Plots of some of the performance results for the system of the invention are shown in FIGS. 3 and 5-9.

FIG. 5 is a plot of the changes in energy and exergy efficiencies against changes in the SC-CO₂ condenser temperature (the ARS evaporator temperature) for the combined SC-CO₂ Rankine power cycle and absorption refrigeration system. The energy efficiencies are varied linearly between 10% to 22% for the combined power and cooling system. The exergy efficiencies also varied in the same patterns, with higher figures, i.e. from 25% to 60%. A general observation from FIG. 5 is that the power cycle performs better at lower condenser temperatures because of the increase of the work that can be extracted by expanding to a lower pressure.
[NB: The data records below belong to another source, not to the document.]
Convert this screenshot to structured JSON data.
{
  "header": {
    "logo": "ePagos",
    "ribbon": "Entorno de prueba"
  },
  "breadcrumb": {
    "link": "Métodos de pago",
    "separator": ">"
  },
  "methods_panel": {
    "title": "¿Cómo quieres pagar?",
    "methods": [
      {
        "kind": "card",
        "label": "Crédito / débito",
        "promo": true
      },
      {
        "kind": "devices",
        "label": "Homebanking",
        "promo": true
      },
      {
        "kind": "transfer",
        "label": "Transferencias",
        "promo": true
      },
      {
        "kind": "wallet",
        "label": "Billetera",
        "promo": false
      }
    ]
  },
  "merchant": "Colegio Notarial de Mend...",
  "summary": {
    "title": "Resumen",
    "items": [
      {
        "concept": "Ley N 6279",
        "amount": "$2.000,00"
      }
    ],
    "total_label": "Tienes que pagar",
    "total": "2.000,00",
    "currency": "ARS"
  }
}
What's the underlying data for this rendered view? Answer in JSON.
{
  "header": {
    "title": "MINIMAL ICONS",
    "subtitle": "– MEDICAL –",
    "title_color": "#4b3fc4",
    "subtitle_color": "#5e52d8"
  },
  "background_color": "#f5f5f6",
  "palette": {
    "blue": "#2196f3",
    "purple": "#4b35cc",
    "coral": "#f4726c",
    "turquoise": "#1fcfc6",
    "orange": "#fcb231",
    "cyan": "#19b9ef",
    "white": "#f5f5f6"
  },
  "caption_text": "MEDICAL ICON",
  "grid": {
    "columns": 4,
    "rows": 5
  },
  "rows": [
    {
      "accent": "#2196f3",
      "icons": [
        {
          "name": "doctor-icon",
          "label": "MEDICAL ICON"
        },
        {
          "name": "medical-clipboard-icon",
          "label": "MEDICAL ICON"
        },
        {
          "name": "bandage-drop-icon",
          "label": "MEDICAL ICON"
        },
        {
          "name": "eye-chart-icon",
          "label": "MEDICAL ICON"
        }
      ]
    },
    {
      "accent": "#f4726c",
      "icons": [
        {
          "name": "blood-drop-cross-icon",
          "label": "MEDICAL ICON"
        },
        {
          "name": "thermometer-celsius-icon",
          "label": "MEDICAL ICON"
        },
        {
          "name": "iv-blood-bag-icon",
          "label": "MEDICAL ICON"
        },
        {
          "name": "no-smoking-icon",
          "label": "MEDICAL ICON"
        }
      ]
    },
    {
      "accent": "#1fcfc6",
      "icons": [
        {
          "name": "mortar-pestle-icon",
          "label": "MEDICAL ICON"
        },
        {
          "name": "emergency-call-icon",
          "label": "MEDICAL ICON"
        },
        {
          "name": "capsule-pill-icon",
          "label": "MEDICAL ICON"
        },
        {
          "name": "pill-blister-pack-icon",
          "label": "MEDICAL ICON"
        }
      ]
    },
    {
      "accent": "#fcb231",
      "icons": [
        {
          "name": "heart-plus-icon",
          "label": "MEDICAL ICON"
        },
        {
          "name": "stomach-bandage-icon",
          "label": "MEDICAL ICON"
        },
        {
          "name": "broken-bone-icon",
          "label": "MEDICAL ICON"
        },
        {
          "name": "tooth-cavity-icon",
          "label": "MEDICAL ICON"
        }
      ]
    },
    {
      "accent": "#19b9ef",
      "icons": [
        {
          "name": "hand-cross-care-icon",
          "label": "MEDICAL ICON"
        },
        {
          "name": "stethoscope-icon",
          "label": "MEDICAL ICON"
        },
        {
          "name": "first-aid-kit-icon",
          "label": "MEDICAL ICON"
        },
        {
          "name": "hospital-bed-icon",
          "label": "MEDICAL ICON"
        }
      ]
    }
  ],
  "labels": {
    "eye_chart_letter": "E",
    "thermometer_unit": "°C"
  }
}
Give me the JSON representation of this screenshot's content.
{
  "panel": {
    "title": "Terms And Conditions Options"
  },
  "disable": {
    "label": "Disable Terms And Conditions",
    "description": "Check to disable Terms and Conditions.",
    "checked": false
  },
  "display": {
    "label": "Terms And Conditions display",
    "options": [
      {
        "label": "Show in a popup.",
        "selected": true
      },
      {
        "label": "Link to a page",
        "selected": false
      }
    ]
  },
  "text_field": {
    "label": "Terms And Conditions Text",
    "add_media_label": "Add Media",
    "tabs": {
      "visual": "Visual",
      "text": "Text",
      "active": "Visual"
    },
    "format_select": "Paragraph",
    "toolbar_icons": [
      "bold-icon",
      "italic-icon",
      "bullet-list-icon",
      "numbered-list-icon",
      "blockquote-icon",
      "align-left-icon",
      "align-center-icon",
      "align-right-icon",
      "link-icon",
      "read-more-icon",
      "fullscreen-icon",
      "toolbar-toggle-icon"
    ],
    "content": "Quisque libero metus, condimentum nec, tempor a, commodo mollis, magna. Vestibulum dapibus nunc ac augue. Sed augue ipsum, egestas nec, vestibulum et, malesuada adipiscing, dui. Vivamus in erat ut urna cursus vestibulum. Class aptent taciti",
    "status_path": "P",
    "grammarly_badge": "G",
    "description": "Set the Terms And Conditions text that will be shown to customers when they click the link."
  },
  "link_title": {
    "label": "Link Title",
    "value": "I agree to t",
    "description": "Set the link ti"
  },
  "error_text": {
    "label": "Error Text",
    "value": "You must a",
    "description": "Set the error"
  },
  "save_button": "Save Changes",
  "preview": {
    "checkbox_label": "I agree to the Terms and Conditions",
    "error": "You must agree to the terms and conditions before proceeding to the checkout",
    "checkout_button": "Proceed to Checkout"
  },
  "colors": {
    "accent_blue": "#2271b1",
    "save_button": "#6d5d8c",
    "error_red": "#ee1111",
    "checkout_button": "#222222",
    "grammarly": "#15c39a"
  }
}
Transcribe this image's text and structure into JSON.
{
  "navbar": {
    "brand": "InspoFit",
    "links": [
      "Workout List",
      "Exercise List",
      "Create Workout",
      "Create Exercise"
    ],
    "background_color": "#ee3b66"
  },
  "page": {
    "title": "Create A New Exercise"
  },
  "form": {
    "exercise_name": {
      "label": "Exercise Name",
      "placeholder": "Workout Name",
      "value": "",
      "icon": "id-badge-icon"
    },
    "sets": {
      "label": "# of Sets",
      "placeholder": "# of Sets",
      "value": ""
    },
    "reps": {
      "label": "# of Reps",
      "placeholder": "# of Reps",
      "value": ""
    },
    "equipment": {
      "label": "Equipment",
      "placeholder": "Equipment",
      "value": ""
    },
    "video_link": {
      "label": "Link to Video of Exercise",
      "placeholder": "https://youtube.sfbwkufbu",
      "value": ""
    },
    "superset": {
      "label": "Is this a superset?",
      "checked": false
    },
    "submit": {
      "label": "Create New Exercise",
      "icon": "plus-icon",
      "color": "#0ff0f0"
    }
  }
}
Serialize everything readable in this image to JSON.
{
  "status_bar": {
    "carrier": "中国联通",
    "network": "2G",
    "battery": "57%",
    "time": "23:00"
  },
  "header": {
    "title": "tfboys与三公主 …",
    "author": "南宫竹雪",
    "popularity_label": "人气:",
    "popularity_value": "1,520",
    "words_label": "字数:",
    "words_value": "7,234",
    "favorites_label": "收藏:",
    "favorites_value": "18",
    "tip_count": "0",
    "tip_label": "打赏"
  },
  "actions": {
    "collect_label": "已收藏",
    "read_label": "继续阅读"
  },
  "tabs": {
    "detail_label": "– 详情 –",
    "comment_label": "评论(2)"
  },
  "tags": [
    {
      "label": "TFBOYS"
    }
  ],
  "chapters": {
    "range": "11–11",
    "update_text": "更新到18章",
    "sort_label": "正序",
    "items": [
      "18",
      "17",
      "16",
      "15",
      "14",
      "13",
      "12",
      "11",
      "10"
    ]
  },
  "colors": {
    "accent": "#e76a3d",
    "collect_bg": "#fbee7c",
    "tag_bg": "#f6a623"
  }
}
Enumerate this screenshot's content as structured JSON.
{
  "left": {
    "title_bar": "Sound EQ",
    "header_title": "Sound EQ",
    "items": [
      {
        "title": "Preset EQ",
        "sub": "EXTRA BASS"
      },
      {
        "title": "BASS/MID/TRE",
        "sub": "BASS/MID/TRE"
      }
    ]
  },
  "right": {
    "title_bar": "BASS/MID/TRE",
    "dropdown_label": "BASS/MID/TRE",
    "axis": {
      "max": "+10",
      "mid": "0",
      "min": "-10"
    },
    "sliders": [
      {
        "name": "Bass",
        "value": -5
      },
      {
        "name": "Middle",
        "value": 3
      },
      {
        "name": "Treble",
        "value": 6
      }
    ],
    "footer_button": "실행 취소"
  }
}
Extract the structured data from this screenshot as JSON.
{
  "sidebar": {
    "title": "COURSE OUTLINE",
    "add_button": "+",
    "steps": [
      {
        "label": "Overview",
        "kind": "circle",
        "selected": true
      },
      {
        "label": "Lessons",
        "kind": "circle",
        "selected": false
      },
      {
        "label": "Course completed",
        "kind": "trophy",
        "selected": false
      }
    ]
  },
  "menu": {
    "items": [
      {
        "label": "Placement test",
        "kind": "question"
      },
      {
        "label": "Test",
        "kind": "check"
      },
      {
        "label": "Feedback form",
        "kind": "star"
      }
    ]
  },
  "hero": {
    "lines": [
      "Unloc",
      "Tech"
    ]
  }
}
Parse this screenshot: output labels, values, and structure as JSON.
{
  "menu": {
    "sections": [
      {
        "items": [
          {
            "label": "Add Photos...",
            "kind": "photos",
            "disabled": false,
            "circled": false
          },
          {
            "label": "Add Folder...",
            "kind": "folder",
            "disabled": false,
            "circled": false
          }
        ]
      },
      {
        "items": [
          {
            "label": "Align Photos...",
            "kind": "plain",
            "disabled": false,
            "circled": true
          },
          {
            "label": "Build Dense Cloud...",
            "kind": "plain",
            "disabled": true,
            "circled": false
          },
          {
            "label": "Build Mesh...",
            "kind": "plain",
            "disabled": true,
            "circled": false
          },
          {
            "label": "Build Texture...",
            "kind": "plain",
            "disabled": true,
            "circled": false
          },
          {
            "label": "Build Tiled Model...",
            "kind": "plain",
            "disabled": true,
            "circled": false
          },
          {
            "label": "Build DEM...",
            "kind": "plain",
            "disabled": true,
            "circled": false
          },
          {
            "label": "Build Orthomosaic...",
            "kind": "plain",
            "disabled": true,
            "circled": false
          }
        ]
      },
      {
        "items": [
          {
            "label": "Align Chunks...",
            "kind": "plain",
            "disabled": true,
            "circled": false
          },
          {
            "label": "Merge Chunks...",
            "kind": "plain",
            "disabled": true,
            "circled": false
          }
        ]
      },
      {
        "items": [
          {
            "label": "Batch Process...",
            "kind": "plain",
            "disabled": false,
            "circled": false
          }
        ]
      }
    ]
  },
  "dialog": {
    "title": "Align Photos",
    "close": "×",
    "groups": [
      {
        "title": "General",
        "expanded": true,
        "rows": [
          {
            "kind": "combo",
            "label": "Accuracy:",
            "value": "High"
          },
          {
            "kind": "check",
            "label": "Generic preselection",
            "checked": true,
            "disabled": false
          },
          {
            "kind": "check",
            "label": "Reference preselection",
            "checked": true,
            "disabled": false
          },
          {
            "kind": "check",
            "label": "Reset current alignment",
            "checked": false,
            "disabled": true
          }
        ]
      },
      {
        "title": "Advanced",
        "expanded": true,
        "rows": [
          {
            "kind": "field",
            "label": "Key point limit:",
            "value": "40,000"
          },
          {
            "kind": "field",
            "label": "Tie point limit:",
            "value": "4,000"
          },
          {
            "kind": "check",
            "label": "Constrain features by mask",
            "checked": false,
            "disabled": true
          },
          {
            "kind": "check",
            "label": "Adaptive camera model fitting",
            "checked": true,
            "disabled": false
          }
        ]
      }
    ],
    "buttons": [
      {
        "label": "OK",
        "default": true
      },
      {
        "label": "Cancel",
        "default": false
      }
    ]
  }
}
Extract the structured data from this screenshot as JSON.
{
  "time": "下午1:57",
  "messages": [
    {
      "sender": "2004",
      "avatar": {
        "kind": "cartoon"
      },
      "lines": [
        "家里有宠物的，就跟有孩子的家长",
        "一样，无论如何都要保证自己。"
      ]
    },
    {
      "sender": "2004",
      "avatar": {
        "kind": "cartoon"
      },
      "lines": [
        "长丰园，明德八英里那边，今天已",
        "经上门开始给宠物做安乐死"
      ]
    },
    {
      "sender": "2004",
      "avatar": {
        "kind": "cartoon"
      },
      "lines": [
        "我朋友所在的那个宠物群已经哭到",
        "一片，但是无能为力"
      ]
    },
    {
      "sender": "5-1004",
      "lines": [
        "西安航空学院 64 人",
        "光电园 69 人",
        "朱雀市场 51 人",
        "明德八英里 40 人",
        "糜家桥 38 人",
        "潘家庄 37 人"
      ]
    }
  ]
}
For example, if the absorption refrigeration cycle had not been used and cooling water was available to achieve the condensation process at 15° C. (which is quite difficult for a year-round operation) the system will have an energy efficiency of 10% and exergy efficiency of 25%. However, the introduction of the ARS enables lower condensation temperature to be achieved and provides a stable cooling system independent of environmental conditions.

FIG. 6 shows the effects on the cycle energy and exergy caused by varying the maximum cycle pressure in the SC-CO₂ Rankine power cycle. It can be clearly seen that the increase in the cycle pressure has a positive impact on the cycle performance with respect to energy and exergy.

FIG. 7 shows the effects on the SC-CO₂ Rankine cycle energy and exergy efficiencies caused by varying the maximum cycle temperature (source temperature). The figure shows the high potential of the SC-CO₂ Rankine power cycle, especially for high temperature applications such as a solar tower. The cycle is expected to achieve energy and exergy efficiencies of 38.5% and 56.5%, respectively, when an inlet temperature to the turbines of 560° C. is achieved.

FIG. 8 shows the effects on the ARS performance of changing the heat source temperature, while maintaining the heat duties constant. It can be observed that the energy coefficient of performance (COP) remains constant over the entire range, while the exergy COP shows a dramatic change. This is because of the limitation of the energy analysis since it only considers the quantities rather than the quality. However, the exergy analysis clearly shows the preferable operating condition since it considers both energy quantity and energy quality as the second law of thermodynamics implies. FIG. 8 represents one of the great advantages of exergy analysis for systems design. The increase in the exergy COP, with a decrease in the heat source temperature as shown in FIG. 8, is due to the reduction in the exergy destruction when operating at lower temperatures. Thereby, the exergy COP suggests using a lower temperature energy source to increase the exergy performance of the ARS unit and for best utilization of that energy source.

FIG. 9 shows the effects on the energy and exergy COPs of the ARS caused by changing the assumed pinch point, (T_p), for the different heat exchanging elements. The ARS can achieve as high as 0.76 in energy COP, and 0.265 in exergy COP, by employing heat exchangers with a pinch point temperature of 6°. However, with a higher pinch point temperature of 15°, the energy and exergy COPs will decrease to about 0.685 and 0.24, respectively.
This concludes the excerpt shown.